GET_PHYLOMARKERS MANUAL

Brief presentation and graphical overview of the pipeline

This manual provides the usage details for GET_PHYLOMARKERS, a software package designed to select “well-behaved” phylogenetic markers to estimate a maximum likelihoood (ML) species tree from the supermatrix of concatenated, top-scoring alignments.

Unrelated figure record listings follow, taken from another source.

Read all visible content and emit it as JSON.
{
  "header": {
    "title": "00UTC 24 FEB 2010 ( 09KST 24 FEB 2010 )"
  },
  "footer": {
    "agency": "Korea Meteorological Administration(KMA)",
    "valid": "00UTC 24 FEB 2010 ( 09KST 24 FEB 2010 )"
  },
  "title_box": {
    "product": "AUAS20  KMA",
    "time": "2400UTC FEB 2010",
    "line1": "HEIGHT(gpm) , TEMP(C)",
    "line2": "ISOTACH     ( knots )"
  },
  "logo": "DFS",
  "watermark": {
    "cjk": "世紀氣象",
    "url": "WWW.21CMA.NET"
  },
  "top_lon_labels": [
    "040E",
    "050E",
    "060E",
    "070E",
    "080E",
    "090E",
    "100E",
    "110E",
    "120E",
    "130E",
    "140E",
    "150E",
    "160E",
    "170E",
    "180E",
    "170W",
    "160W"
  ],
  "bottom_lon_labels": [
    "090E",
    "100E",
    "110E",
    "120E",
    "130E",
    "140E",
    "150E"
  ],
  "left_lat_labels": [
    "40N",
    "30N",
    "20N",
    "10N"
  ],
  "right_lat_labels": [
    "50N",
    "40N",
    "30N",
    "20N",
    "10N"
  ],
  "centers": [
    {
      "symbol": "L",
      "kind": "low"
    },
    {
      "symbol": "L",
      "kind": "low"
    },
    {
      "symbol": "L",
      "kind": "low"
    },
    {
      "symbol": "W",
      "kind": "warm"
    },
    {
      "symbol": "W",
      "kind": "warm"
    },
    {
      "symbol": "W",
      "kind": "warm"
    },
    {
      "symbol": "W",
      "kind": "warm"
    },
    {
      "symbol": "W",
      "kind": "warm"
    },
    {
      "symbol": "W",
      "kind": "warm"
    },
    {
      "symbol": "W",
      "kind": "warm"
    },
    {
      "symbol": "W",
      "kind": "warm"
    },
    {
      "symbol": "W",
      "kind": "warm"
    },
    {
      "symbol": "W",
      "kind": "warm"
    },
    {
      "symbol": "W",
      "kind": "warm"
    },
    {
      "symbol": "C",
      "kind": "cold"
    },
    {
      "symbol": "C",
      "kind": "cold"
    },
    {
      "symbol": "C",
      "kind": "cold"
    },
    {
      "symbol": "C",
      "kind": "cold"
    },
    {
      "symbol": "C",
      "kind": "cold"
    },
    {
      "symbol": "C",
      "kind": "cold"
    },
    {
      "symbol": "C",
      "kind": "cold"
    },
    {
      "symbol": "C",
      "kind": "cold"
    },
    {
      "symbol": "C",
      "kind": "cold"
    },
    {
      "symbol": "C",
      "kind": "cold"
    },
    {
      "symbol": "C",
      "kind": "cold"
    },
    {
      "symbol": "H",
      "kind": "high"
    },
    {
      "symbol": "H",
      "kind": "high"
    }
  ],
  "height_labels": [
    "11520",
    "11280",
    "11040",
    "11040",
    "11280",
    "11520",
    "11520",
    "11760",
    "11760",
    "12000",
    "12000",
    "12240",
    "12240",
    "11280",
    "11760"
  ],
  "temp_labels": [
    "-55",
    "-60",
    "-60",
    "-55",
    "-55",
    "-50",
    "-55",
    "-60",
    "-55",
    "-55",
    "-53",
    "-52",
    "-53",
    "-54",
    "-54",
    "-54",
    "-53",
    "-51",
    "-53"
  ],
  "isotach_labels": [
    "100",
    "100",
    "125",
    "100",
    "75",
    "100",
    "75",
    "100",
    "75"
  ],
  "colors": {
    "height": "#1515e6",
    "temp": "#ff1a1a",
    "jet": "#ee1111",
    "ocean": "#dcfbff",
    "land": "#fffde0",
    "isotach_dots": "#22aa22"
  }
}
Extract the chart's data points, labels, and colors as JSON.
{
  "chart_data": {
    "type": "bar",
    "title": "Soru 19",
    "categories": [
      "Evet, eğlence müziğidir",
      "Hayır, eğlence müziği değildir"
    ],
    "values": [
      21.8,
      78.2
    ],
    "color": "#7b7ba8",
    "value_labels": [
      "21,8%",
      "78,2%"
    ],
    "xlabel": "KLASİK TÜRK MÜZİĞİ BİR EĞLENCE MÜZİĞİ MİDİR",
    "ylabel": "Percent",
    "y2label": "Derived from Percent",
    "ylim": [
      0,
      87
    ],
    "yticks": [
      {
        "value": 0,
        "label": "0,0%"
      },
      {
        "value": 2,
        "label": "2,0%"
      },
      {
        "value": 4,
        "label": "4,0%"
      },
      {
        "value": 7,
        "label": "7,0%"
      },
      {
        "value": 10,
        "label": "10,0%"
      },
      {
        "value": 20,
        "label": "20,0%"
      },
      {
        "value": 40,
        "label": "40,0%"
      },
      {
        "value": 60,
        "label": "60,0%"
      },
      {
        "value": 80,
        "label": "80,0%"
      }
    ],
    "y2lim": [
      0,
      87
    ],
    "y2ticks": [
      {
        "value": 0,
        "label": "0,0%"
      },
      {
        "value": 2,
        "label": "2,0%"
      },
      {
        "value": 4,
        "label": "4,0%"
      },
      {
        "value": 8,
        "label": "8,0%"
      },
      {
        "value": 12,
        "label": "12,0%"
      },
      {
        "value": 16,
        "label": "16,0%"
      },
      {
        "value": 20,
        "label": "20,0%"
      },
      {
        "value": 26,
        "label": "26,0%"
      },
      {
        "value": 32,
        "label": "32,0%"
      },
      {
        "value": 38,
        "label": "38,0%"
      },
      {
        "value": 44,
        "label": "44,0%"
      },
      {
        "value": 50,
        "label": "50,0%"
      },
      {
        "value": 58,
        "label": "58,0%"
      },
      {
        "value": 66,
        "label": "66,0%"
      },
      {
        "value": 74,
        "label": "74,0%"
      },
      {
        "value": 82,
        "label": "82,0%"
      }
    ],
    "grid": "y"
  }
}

These are identified through a series of sequential filters that operate on orthologous gene/transcript/protein clusters computed by GET_HOMOLOGUES to exclude:

  1. alignments with evidence for recombinant sequences
  2. sequences that yield “outlier gene trees” in the context of the distributions of topologies and tree-lengths expected under the multispecies coalescent
  3. poorly resolved gene trees

Figure 1 provides a graphical overview of the GET_PHYLOMARKERS pipeline. The Manual will describe in detail each of these steps along with the options available to the user to control the pipeline’s behaviour, the stringency of the filters, as well as the number of substitution models evaluated and tree-search thoroughness. In addition, the script estimate_pangenome_phylogenies.sh can search for ML and parsimony pan-genome phylogenies using the pan-genome matrix computed by compare_clusters.pl from the GET_HOMOLOGUES suite, as shown in the pipeline’s flowchart below.